With respect to Lent, some clear points of emphasis emerged as I prayed about how I wanted to spend this season of repentance and renewal. First of all, I wish to pray– not necessarily about my joys and my concerns, or those of others, or where God calls me to be at this point in my Jesuit life– but simply to create time and space in which I can pray, encountering God on our terms. Undoubtedly, other forms of prayer– personal discernment, intentional concern for others, contemplation on events great and small in the world– will emerge, but is my attentiveness and devotion to the foundation of my prayer that I wish to renew. Second, after months of doubting the effectiveness of my teaching and the potential for more meaningful connections with my colleagues, I wish to distance myself from the false, illusory thoughts that constrict my creativity, my happiness, and my ability to take prudent risks in the classroom and in the office. A third point of emphasis relates to the second; renewed in confidence by better collaboration and interaction with those around me, particularly in my position as a teacher, I wish to be more generous, selfless, and intentional in sharing my time, talents, and presence with members of the communities in which I participate.

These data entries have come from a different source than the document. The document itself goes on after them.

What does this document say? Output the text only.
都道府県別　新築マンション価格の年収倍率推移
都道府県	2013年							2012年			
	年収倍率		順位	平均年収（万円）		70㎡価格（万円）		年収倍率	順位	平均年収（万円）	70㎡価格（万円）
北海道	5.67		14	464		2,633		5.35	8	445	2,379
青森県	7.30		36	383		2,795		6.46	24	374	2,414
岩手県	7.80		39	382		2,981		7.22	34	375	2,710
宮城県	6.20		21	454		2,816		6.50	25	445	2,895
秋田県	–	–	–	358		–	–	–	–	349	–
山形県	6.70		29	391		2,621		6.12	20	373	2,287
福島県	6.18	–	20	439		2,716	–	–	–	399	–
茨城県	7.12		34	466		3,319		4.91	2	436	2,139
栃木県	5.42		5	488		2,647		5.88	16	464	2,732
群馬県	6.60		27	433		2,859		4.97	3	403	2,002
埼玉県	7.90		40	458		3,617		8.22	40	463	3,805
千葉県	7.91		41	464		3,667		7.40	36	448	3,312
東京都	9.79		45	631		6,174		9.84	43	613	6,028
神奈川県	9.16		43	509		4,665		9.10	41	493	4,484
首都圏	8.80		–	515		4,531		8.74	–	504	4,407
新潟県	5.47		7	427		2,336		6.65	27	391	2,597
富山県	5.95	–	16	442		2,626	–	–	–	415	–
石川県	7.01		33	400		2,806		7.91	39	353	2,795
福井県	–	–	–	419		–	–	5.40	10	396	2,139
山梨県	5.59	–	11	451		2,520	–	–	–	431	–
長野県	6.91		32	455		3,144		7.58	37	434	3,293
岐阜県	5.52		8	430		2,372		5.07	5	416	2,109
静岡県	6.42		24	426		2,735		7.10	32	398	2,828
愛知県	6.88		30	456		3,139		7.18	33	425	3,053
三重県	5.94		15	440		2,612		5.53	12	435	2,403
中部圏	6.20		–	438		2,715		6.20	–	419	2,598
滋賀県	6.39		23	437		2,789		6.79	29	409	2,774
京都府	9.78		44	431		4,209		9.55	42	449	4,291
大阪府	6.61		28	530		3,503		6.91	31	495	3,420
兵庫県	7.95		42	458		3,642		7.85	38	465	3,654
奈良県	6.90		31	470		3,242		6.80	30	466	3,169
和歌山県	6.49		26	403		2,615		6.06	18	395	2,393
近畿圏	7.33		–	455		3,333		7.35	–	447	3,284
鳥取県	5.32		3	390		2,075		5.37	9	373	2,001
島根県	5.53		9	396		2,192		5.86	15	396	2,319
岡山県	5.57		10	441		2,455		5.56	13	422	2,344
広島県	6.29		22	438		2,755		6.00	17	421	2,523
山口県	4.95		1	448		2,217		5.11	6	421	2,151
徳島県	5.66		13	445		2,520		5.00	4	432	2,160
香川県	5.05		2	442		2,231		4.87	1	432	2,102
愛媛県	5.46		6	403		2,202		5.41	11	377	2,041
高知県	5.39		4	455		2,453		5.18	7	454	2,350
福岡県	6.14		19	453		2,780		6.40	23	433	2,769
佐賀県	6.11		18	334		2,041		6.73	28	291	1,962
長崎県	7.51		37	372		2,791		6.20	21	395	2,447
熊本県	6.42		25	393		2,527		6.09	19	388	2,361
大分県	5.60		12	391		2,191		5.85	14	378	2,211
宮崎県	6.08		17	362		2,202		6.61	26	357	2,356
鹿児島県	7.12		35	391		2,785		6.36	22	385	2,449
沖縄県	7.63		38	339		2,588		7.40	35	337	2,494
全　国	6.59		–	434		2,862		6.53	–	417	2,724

As for Boston training, as I come to terms with symptoms of an injury, the five weeks remaining until Patriots' Day are now looking to be a time of more uncertainty than I had anticipated. My smooth progress through a methodical training schedule over the past ten weeks is now giving way to a need to listen carefully and honestly to my body, to humbly seek some more qualified advice, and to gingerly negotiate the boundary between rest and activity that could keep me on course to the starting line.
The steps I'll take this Lent, both physically and spiritually, will undoubtedly be a journey of faith, and an exercise in hope and trust.